What am I supposed to do with these reads? I'd like to throw them in the bin if possible, but i dont know how to:
- Count the reads Picard doesnt like
- Throw away the reads Picard doesnt like if the above number is small enough.
Thank you! :)
Are those directly from bismark or after picard may have munged them?
Straight out of Bismark (EDIT: this wasnt true, see below)
Eeek, maybe I should make bison available to everyone on the cluster. I had previously used it a bit to test the slurm queue...
What version of bismark is this? What version of bowtie2 are you using it with?
Bismark v0.15.0 Bowtie 2.2.7 64bit :)
I'd be very happy to try out bison. At the moment the consortia is using an in-house WGBS mapping pipeline (methylCtools) and i'd like a second opinion so I can say I did my due diligence.
Honestly, just install bwa-meth from brentp and see what it gives you on that sample. When we compared bwa-meth and bison the qualities were pretty similar and bwa-meth is much easier to install (granted, it doesn't scale like bison, but for a single sample that's not an issue).
I've had my issues with methylCtools (mostly the methylation extraction stuff, which it does wrong).
Ah, well BWA is my aligner of choice! :D OK i'll try bwa-meth.
I'll give it a shot and compare it to Bismark's output which i have for this 1 sample now (took me like 100 hours to map the four lanes, so I feel compelled to persevere :P)
In a recent presentation i said "methylCtools seems to use a version of bwa thats 4 years old, but this is probably a mistake" - to which i was informed this was not a mistake. When my data is published, the aligner will be 5 years old -_- Perhaps that's fine, but its means Bismark/bwa-meth is definitely worth a look..
Wait, wait oh god - i made a mistake.
The output from Bismark was unsorted, so I sorted it via "samtools sort". I sorted by position.
I just ran FixMateInformation again on the file that actually came "straight out of bismark", and it seems to have worked :/ I mean, it gave a ton of errors about "Alignment start should be 0 because reference name = *", but the error about the offending reads has gone. Weirdly, the reads are still there in the bam:
OK, well, whatever - I will continue as usual I guess :/
Would still be very good to see bison on the cluster if that streamlines all of these issues for people :)
I should update this with, even though I managed to FixMateInformation, Picard's ValidateSam really doesnt like the output of Bismark and whilst going deeper into why, it seems some reads Bismark generats have totally unique QNAMEs.

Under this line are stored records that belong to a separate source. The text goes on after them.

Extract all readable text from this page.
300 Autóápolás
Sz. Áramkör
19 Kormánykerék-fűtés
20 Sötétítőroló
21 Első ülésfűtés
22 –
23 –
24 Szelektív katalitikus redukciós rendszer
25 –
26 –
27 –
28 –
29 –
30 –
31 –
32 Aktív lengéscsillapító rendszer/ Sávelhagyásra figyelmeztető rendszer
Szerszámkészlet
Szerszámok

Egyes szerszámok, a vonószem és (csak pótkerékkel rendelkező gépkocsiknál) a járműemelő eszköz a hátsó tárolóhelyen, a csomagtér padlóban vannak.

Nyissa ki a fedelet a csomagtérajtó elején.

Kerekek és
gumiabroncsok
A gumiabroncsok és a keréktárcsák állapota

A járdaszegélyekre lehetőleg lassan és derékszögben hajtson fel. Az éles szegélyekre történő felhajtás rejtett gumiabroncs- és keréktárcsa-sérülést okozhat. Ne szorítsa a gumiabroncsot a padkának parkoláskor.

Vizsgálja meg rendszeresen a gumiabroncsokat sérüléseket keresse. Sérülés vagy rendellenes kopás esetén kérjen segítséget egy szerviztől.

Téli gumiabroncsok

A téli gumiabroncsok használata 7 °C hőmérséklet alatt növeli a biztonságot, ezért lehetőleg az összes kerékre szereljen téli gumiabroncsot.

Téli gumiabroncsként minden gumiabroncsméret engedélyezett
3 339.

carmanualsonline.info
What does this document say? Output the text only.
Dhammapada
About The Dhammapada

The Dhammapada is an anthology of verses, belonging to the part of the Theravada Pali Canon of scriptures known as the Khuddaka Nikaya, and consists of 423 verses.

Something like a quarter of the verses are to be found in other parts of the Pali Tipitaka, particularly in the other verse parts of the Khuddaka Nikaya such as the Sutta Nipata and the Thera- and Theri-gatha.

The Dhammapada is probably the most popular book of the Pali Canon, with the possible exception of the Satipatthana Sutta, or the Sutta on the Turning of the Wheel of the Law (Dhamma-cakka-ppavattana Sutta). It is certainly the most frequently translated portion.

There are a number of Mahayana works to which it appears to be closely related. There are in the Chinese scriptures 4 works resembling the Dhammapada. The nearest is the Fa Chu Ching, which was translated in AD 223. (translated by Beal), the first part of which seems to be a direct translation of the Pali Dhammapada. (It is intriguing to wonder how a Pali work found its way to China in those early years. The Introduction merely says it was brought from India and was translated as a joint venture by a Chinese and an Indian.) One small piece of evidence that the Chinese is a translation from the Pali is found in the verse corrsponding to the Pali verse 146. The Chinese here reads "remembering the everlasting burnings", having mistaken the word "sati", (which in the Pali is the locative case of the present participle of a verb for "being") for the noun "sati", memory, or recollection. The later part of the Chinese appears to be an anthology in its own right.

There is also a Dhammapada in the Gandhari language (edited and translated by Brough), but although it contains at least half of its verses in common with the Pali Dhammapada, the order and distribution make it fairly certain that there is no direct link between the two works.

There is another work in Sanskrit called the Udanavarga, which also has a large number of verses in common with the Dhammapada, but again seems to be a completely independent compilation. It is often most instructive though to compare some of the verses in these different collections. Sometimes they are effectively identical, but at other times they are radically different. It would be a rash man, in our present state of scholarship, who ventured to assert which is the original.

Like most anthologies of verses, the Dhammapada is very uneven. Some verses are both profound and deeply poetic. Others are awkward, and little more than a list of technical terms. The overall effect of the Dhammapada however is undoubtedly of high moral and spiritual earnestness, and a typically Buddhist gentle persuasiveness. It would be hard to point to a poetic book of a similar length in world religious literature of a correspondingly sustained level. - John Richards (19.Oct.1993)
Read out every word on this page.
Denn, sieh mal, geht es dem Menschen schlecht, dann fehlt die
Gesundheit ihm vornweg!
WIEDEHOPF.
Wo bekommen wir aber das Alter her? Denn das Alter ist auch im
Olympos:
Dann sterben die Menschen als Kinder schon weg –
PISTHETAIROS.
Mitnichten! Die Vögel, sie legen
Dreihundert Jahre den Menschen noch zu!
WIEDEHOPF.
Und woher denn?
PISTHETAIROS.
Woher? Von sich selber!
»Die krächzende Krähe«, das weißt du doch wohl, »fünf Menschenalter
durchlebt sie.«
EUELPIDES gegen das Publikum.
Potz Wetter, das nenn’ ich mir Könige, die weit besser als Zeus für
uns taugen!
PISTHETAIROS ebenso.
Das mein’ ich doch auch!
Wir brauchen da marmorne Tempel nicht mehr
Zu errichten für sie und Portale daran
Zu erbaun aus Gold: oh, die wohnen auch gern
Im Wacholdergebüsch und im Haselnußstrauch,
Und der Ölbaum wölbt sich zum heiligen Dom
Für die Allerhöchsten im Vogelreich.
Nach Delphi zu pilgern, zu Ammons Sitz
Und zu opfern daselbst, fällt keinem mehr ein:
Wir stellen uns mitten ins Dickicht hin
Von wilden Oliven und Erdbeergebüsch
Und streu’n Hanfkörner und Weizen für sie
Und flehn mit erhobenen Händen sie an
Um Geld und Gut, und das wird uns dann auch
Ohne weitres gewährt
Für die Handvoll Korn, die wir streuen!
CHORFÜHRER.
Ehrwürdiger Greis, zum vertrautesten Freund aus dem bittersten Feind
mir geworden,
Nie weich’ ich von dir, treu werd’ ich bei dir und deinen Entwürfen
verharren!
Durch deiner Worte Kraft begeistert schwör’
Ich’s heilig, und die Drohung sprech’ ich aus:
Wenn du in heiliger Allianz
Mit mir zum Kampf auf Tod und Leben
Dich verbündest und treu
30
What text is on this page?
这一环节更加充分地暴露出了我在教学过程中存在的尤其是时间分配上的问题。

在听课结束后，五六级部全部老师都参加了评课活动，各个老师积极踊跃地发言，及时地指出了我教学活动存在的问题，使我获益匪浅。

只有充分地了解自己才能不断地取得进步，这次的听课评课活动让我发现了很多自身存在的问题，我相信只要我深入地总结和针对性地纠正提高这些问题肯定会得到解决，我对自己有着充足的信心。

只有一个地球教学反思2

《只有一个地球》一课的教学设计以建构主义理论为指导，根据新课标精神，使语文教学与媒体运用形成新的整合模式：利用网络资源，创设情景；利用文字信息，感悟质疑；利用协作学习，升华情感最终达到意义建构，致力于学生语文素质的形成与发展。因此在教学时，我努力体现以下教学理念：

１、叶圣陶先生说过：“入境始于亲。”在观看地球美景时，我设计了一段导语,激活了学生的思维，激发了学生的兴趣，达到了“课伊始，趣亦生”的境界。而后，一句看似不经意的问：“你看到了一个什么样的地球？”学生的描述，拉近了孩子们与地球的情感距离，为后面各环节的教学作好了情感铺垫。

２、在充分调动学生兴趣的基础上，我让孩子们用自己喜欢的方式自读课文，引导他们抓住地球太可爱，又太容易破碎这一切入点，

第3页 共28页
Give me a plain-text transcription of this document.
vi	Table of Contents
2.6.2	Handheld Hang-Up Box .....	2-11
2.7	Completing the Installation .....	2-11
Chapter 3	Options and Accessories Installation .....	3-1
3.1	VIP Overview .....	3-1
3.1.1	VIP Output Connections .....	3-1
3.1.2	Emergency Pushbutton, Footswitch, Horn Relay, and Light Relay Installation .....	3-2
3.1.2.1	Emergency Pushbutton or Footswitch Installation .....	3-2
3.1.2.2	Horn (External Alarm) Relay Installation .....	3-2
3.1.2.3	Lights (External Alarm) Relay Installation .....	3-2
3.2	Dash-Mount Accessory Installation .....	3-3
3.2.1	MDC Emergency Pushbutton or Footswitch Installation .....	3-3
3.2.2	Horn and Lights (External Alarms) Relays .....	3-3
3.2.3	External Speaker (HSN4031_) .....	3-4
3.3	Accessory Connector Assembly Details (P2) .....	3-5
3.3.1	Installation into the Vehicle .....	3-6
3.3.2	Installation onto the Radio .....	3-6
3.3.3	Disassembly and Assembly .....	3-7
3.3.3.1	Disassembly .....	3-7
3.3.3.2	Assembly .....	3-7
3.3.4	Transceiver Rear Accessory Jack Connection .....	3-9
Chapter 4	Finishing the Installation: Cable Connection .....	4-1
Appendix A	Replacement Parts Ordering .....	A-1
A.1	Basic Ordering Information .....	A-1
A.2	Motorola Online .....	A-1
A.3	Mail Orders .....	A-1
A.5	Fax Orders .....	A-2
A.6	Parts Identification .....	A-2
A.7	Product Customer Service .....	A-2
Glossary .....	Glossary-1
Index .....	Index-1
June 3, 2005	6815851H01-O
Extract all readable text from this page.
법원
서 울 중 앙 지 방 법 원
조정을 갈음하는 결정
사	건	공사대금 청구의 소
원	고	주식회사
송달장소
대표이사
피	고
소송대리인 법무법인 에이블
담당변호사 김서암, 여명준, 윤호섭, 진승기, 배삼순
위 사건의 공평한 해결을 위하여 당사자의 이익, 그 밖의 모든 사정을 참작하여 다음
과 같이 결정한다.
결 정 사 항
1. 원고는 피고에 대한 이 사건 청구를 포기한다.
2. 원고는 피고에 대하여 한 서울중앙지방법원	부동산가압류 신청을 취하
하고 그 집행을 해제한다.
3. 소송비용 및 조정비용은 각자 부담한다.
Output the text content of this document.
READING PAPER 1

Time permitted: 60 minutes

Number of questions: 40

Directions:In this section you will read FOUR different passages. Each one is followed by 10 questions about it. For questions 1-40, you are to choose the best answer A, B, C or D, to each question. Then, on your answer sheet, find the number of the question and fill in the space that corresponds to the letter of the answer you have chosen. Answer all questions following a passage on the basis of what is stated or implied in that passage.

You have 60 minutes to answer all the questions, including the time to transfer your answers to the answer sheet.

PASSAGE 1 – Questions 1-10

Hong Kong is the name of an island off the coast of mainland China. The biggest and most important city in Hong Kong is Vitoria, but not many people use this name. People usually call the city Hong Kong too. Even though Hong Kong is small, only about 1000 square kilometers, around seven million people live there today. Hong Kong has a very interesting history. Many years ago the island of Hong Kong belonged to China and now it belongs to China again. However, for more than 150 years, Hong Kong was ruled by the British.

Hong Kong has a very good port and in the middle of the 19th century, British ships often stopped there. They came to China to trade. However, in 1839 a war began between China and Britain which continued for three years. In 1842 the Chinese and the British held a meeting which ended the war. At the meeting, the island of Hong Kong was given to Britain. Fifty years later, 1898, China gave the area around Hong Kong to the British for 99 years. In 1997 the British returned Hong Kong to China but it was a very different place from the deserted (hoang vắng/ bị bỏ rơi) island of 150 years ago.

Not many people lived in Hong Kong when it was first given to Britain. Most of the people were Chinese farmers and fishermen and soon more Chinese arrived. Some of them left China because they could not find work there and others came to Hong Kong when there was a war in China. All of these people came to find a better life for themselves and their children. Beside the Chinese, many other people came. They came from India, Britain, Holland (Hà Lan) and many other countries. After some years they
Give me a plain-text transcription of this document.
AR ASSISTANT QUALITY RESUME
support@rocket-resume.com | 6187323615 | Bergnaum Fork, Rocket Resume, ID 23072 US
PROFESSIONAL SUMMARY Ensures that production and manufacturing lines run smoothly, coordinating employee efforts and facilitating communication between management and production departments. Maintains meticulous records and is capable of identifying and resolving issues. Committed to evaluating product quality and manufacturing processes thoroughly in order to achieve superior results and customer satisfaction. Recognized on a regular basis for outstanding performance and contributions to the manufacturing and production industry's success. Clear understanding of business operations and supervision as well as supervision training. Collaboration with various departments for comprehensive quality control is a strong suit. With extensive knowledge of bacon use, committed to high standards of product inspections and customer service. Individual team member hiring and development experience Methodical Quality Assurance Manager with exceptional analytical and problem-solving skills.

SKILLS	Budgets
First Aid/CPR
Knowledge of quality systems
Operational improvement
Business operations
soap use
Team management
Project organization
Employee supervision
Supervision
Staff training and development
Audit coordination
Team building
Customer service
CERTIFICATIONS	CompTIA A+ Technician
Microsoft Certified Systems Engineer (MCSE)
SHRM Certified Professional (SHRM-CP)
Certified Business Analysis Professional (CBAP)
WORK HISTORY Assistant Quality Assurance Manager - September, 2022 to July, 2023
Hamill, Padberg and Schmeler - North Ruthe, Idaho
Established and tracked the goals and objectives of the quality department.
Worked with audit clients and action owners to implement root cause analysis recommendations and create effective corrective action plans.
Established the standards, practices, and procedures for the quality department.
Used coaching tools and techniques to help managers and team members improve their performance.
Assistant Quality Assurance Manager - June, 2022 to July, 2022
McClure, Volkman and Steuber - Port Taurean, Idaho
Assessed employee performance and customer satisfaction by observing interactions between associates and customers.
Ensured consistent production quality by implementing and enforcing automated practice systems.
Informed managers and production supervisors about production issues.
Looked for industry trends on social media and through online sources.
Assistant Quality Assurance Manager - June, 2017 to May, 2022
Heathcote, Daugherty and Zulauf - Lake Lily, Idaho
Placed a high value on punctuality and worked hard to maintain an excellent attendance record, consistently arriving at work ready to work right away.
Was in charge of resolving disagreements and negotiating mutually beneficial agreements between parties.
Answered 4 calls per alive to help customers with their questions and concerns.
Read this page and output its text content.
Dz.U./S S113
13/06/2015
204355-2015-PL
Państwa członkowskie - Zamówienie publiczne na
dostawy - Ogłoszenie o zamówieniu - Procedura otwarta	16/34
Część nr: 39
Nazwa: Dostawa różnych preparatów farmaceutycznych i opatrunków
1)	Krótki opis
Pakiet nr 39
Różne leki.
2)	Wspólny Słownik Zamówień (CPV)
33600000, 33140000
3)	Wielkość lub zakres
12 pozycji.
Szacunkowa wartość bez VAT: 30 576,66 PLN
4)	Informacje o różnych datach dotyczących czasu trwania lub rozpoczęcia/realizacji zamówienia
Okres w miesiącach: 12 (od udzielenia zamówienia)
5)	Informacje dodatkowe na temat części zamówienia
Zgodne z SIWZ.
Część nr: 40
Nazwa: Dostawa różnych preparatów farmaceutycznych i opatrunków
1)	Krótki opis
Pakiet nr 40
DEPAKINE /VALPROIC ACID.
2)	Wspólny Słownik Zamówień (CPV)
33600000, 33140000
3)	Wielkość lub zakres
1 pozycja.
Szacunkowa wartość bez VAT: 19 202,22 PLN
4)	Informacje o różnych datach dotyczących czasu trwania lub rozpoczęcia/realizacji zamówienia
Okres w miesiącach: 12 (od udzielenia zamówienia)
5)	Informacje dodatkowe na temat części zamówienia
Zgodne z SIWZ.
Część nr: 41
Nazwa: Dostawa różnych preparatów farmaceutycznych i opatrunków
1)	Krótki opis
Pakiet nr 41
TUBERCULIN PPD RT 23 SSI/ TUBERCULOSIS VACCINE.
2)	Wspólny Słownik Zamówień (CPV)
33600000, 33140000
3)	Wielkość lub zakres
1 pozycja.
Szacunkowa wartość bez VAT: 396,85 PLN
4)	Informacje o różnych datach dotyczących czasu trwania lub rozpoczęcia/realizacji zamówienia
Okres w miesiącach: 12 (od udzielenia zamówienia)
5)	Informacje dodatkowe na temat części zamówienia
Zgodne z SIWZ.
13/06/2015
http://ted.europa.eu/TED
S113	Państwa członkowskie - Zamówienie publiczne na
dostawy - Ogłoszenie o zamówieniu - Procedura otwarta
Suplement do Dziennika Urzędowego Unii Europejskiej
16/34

QNAMEs not in the original FASTQ. This whole thing puts such a big question mark over what is coming out of that program, that I ditched it in favour of bwa-meth which i got up and running without any troubles at all.
bwa-meth was also a LOT faster than bismark, and really maxed-out my CPU usage rather than Bismark which was memory bound. The downside is that bwa-meth only does C -> T conversion on the reference genome, whilst Bismark does that and an G -> A conversion. I don't know what that means practically, but once i have some mapped reads i'll understand better.
This will only matter if you have a non-directional library, which you don't unless you're using something really old[1].
[1] "really old" is probably 3+ years old in this context. Even then, though, everyone was switching to directional library prep.
Is there any way to tell from the data if it's directional or not from just the sequenced reads? Perhaps from the output of MarkAdapters (or any other adapter-marking software)? Finding the person in the consortia who did the sequencing isn't so easy for me :<
The only way to tell is to align a few reads and look at the metrics. Normally one would align a 100,000 or a million reads with bismark or something else in non-directional mode and see if the complementary strands have any reads. It's been a while since I tried to use bwa-meth, so I don't know if this is possible directly with it.